La mayoría de heridas que nos hacemos se regeneran con el paso del tiempo.
Curiosamente, el trauma generado por el parto es tan brutal, que como recuerdo
nos queda una cicatriz –coloquialmente conocida como “ombligo”-, la cual
perdura en nuestro cuerpo para la posteridad. Parece como una señal que nos
recuerda aquello que hemos perdido. O dicho de otra manera: aquello que
necesitamos recuperar para volver al estado esencial de unión y conexión que en
su día todos experimentamos.
Sea
como fuere, desde el mismo día de nuestro nacimiento, cada uno de nosotros
hemos ido perdiendo el contacto con nuestra “esencia”, también conocida como
“ser” o “yo verdadero”. Es decir, la semilla con la que nacimos y que contiene
la flor que somos en potencia. La esencia es el lugar en el que residen la
felicidad, la paz interior y el amor, tres cualidades de nuestra auténtica
naturaleza, las cuales no tienen ninguna causa externa; tan sólo la conexión
profunda con lo que verdaderamente somos. En la esencia también se encuentra
nuestra vocación, nuestro talento y, en definitiva, el inmenso potencial que
todos podemos desplegar al servicio de una vida útil, creativa y con sentido.
EL REGALO DE ESTAR VIVO: “No eres la charla que oyes en tu cabeza. Eres el ser que escucha esa charla”. (Jiddu Krishnamurti).
Desde un punto de vista emocional, cuando reconectamos con nuestra esencia disponemos de todo lo que
necesitamos para sentirnos completos, llenos y plenos por nosotros mismos.
Entre otras cualidades innatas, la esencia nos acerca a la responsabilidad, la
libertad, la confianza, la autenticidad, el altruismo, la proactividad y la
sabiduría, posibilitando que nos convirtamos en la mejor versión de nosotros
mismos. Es sinónimo de luz. Así, estamos en contacto con nuestra verdadera
esencia cuando estamos muy relajados, tranquilos y serenos. Cuando,
independientemente de cómo sean nuestras circunstancias externas, a nivel
interno sentimos que todo está bien y que no nos falta de nada. Cuando vivimos
de forma consciente, dándonos cuenta de nuestros automatismos psicológicos.
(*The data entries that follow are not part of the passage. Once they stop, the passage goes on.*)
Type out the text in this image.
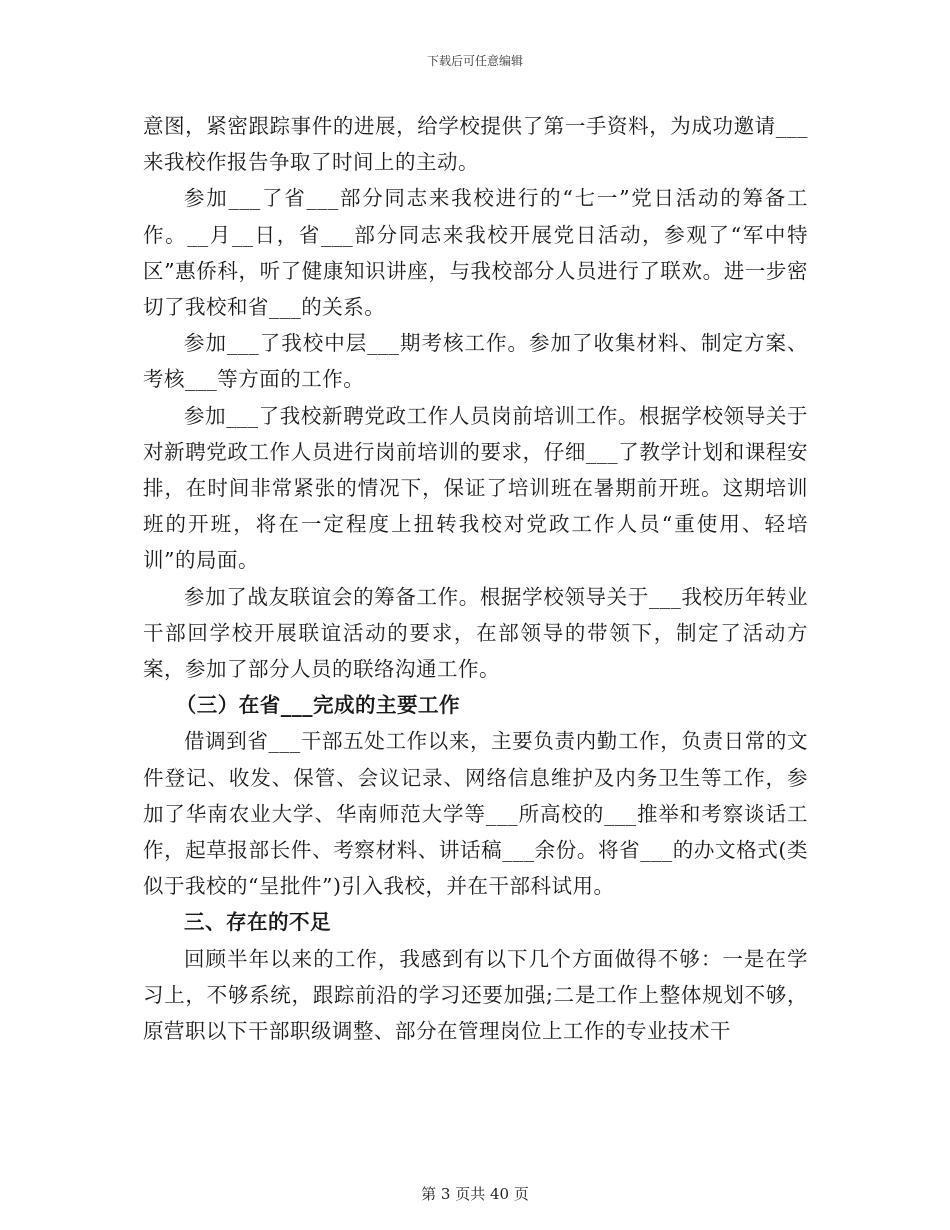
下载后可任意编辑

意图，紧密跟踪事件的进展，给学校提供了第一手资料，为成功邀请___来我校作报告争取了时间上的主动。

参加___了省___部分同志来我校进行的“七一”党日活动的筹备工作。__月__日，省___部分同志来我校开展党日活动，参观了“军中特区”惠侨科，听了健康知识讲座，与我校部分人员进行了联欢。进一步密切了我校和省___的关系。

参加___了我校中层___期考核工作。参加了收集材料、制定方案、考核___等方面的工作。

参加___了我校新聘党政工作人员岗前培训工作。根据学校领导关于对新聘党政工作人员进行岗前培训的要求，仔细___了教学计划和课程安排，在时间非常紧张的情况下，保证了培训班在暑期前开班。这期培训班的开班，将在一定程度上扭转我校对党政工作人员“重使用、轻培训”的局面。

参加了战友联谊会的筹备工作。根据学校领导关于___我校历年转业干部回学校开展联谊活动的要求，在部领导的带领下，制定了活动方案，参加了部分人员的联络沟通工作。

（三）在省___完成的主要工作

借调到省___干部五处工作以来，主要负责内勤工作，负责日常的文件登记、收发、保管、会议记录、网络信息维护及内务卫生等工作，参加了华南农业大学、华南师范大学等___所高校的___推举和考察谈话工作，起草报部长件、考察材料、讲话稿___余份。将省___的办文格式(类似于我校的“呈批件”)引入我校，并在干部科试用。

三、存在的不足

回顾半年以来的工作，我感到有以下几个方面做得不够：一是在学习上，不够系统，跟踪前沿的学习还要加强;二是工作上整体规划不够，原营职以下干部职级调整、部分在管理岗位上工作的专业技术干

第 3 页共 40 页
Cuando somos capaces de elegir nuestros pensamientos, actitudes y
comportamientos, cosechando resultados emocionales satisfactorios de forma
voluntaria. Cuando logramos relacionarnos con los demás de forma pacífica,
constructiva y armoniosa, tratando de comprender en vez de querer que nos
comprendan primero.
También estamos en contacto con nuestra esencia cuando
dejamos de perturbarnos a nosotros mismos, haciendo interpretaciones de la
realidad mucho más sabias, neutras y objetivas. Cuando aceptamos a los demás
tal como son, ofreciendo en cada interacción lo mejor de nosotros mismos.
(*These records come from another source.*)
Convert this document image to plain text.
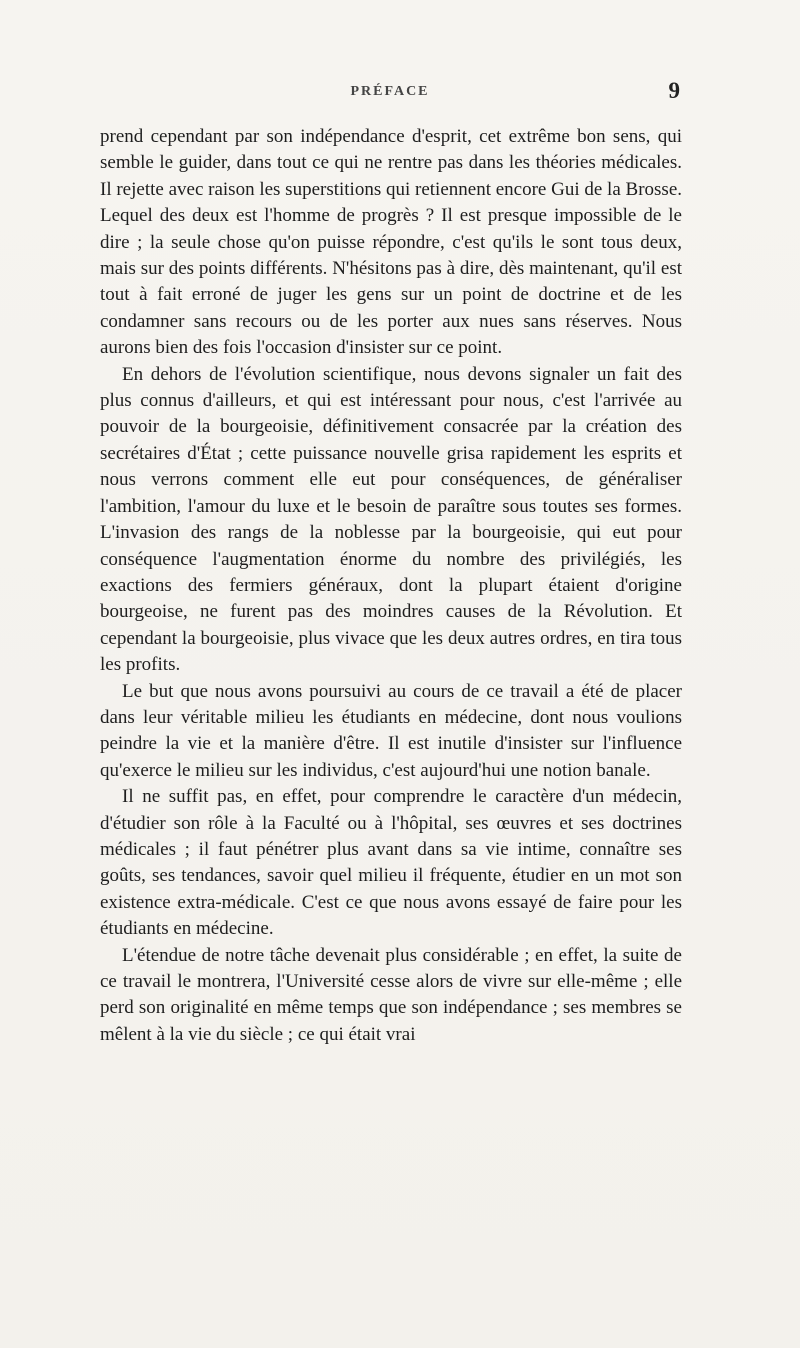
PRÉFACE	9

prend cependant par son indépendance d'esprit, cet extrême bon sens, qui semble le guider, dans tout ce qui ne rentre pas dans les théories médicales. Il rejette avec raison les superstitions qui retiennent encore Gui de la Brosse. Lequel des deux est l'homme de progrès ? Il est presque impossible de le dire ; la seule chose qu'on puisse répondre, c'est qu'ils le sont tous deux, mais sur des points différents. N'hésitons pas à dire, dès maintenant, qu'il est tout à fait erroné de juger les gens sur un point de doctrine et de les condamner sans recours ou de les porter aux nues sans réserves. Nous aurons bien des fois l'occasion d'insister sur ce point.

En dehors de l'évolution scientifique, nous devons signaler un fait des plus connus d'ailleurs, et qui est intéressant pour nous, c'est l'arrivée au pouvoir de la bourgeoisie, définitivement consacrée par la création des secrétaires d'État ; cette puissance nouvelle grisa rapidement les esprits et nous verrons comment elle eut pour conséquences, de généraliser l'ambition, l'amour du luxe et le besoin de paraître sous toutes ses formes. L'invasion des rangs de la noblesse par la bourgeoisie, qui eut pour conséquence l'augmentation énorme du nombre des privilégiés, les exactions des fermiers généraux, dont la plupart étaient d'origine bourgeoise, ne furent pas des moindres causes de la Révolution. Et cependant la bourgeoisie, plus vivace que les deux autres ordres, en tira tous les profits.

Le but que nous avons poursuivi au cours de ce travail a été de placer dans leur véritable milieu les étudiants en médecine, dont nous voulions peindre la vie et la manière d'être. Il est inutile d'insister sur l'influence qu'exerce le milieu sur les individus, c'est aujourd'hui une notion banale.

Il ne suffit pas, en effet, pour comprendre le caractère d'un médecin, d'étudier son rôle à la Faculté ou à l'hôpital, ses œuvres et ses doctrines médicales ; il faut pénétrer plus avant dans sa vie intime, connaître ses goûts, ses tendances, savoir quel milieu il fréquente, étudier en un mot son existence extra-médicale. C'est ce que nous avons essayé de faire pour les étudiants en médecine.

L'étendue de notre tâche devenait plus considérable ; en effet, la suite de ce travail le montrera, l'Université cesse alors de vivre sur elle-même ; elle perd son originalité en même temps que son indépendance ; ses membres se mêlent à la vie du siècle ; ce qui était vrai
Cuando vivimos en el presente, disfrutando plenamente del aquí y el ahora. Cuando
permanecemos en silencio y escuchamos con toda nuestra atención las señales que
nos envía nuestro cuerpo. Cuando conseguimos ver el aprendizaje de todo cuanto
nos sucede. Cuando sentimos que formamos parte de la realidad y nos sentimos
uno con ella. Cuando experimentamos una profunda alegría y gratitud por estar
vivos. Cuando confiamos en nosotros mismos y en la vida. Cuando abandonamos la
necesidad de querer cambiar el mundo y lo aceptamos tal como es, aportando sin
expectativas nuestro granito de arena. Cuando reconocemos no saber y nos
mostramos abiertos mentalmente a nuevas formas de aprendizaje.
Del mismo modo que sabemos cuando estamos enamorados,
sabemos perfectamente cuando estamos en contacto con nuestra verdadera esencia.
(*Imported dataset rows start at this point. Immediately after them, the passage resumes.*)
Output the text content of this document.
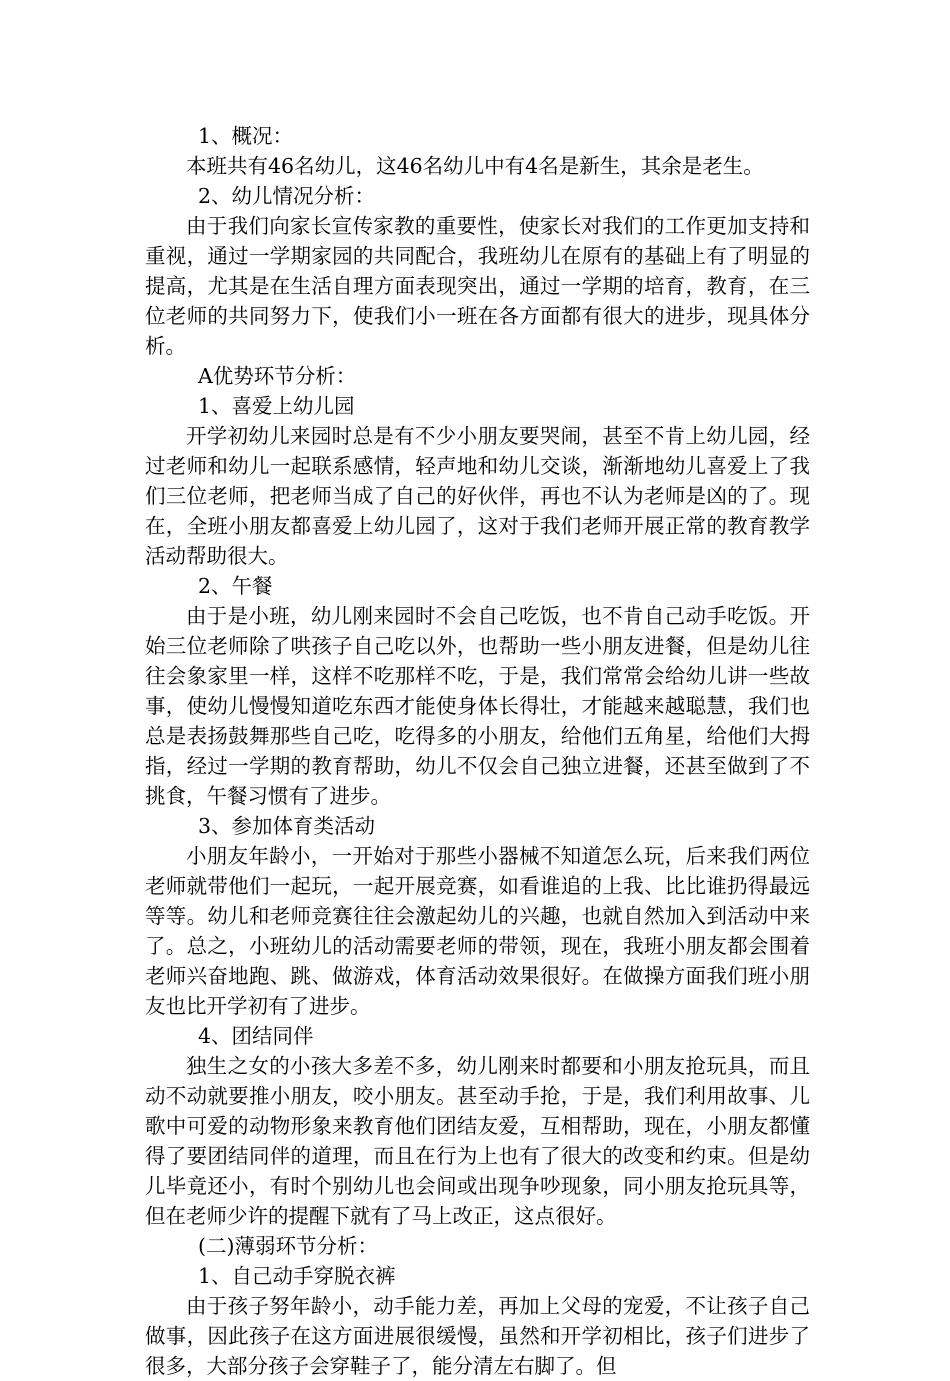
1、概况：

本班共有46名幼儿，这46名幼儿中有4名是新生，其余是老生。

2、幼儿情况分析：

由于我们向家长宣传家教的重要性，使家长对我们的工作更加支持和重视，通过一学期家园的共同配合，我班幼儿在原有的基础上有了明显的提高，尤其是在生活自理方面表现突出，通过一学期的培育，教育，在三位老师的共同努力下，使我们小一班在各方面都有很大的进步，现具体分析。

A优势环节分析：

1、喜爱上幼儿园

开学初幼儿来园时总是有不少小朋友要哭闹，甚至不肯上幼儿园，经过老师和幼儿一起联系感情，轻声地和幼儿交谈，渐渐地幼儿喜爱上了我们三位老师，把老师当成了自己的好伙伴，再也不认为老师是凶的了。现在，全班小朋友都喜爱上幼儿园了，这对于我们老师开展正常的教育教学活动帮助很大。

2、午餐

由于是小班，幼儿刚来园时不会自己吃饭，也不肯自己动手吃饭。开始三位老师除了哄孩子自己吃以外，也帮助一些小朋友进餐，但是幼儿往往会象家里一样，这样不吃那样不吃，于是，我们常常会给幼儿讲一些故事，使幼儿慢慢知道吃东西才能使身体长得壮，才能越来越聪慧，我们也总是表扬鼓舞那些自己吃，吃得多的小朋友，给他们五角星，给他们大拇指，经过一学期的教育帮助，幼儿不仅会自己独立进餐，还甚至做到了不挑食，午餐习惯有了进步。

3、参加体育类活动

小朋友年龄小，一开始对于那些小器械不知道怎么玩，后来我们两位老师就带他们一起玩，一起开展竞赛，如看谁追的上我、比比谁扔得最远等等。幼儿和老师竞赛往往会激起幼儿的兴趣，也就自然加入到活动中来了。总之，小班幼儿的活动需要老师的带领，现在，我班小朋友都会围着老师兴奋地跑、跳、做游戏，体育活动效果很好。在做操方面我们班小朋友也比开学初有了进步。

4、团结同伴

独生之女的小孩大多差不多，幼儿刚来时都要和小朋友抢玩具，而且动不动就要推小朋友，咬小朋友。甚至动手抢，于是，我们利用故事、儿歌中可爱的动物形象来教育他们团结友爱，互相帮助，现在，小朋友都懂得了要团结同伴的道理，而且在行为上也有了很大的改变和约束。但是幼儿毕竟还小，有时个别幼儿也会间或出现争吵现象，同小朋友抢玩具等，但在老师少许的提醒下就有了马上改正，这点很好。

(二)薄弱环节分析：

1、自己动手穿脱衣裤

由于孩子努年龄小，动手能力差，再加上父母的宠爱，不让孩子自己做事，因此孩子在这方面进展很缓慢，虽然和开学初相比，孩子们进步了很多，大部分孩子会穿鞋子了，能分清左右脚了。但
No tiene nada que ver con las palabras, la lógica o la razón. Más bien tiene
que ver con el arte de ser y estar. Y con la sensación de conexión y unión. Lo
cierto es que todos hemos vivido momentos esenciales, en los que nos hemos
sentido libres para fluir en paz y armonía, como si estuviéramos conectados con
los demás de una forma que supera nuestra capacidad de entendimiento. Al
regresar al lugar del que partimos y del que todos procedemos, experimentamos
un punto de inflexión en nuestra forma de comprender y de disfrutar de la vida.
Empezamos a vivir de dentro hacia afuera. Y por más que todo siga igual, al
cambiar nosotros, de pronto todo comienza a cambiar. Sabios de diferentes
tiempos lo han venido llamando “la revolución de nuestra conciencia”.
LA INSATISFACCIÓN CRÓNICA DEL EGO: “Si con todo lo que
tienes no eres feliz, con todo lo que te falta tampoco lo serás”. (Erch Fromm).
Debido a nuestro complejo proceso de evolución
psicológica, desde el día en que nacemos nos vamos desconectando y enajenando
de nuestra esencia, la cual queda sepultada durante nuestra infancia por el
“ego”. Así es como perdemos, a su vez, el contacto con la felicidad, la paz
interior y el amor que forman parte de nuestra verdadera naturaleza. Y, como
consecuencia, empezamos a padecer una sensación de vacío e insatisfacción
crónicos.
El ego es nuestro instinto de supervivencia emocional.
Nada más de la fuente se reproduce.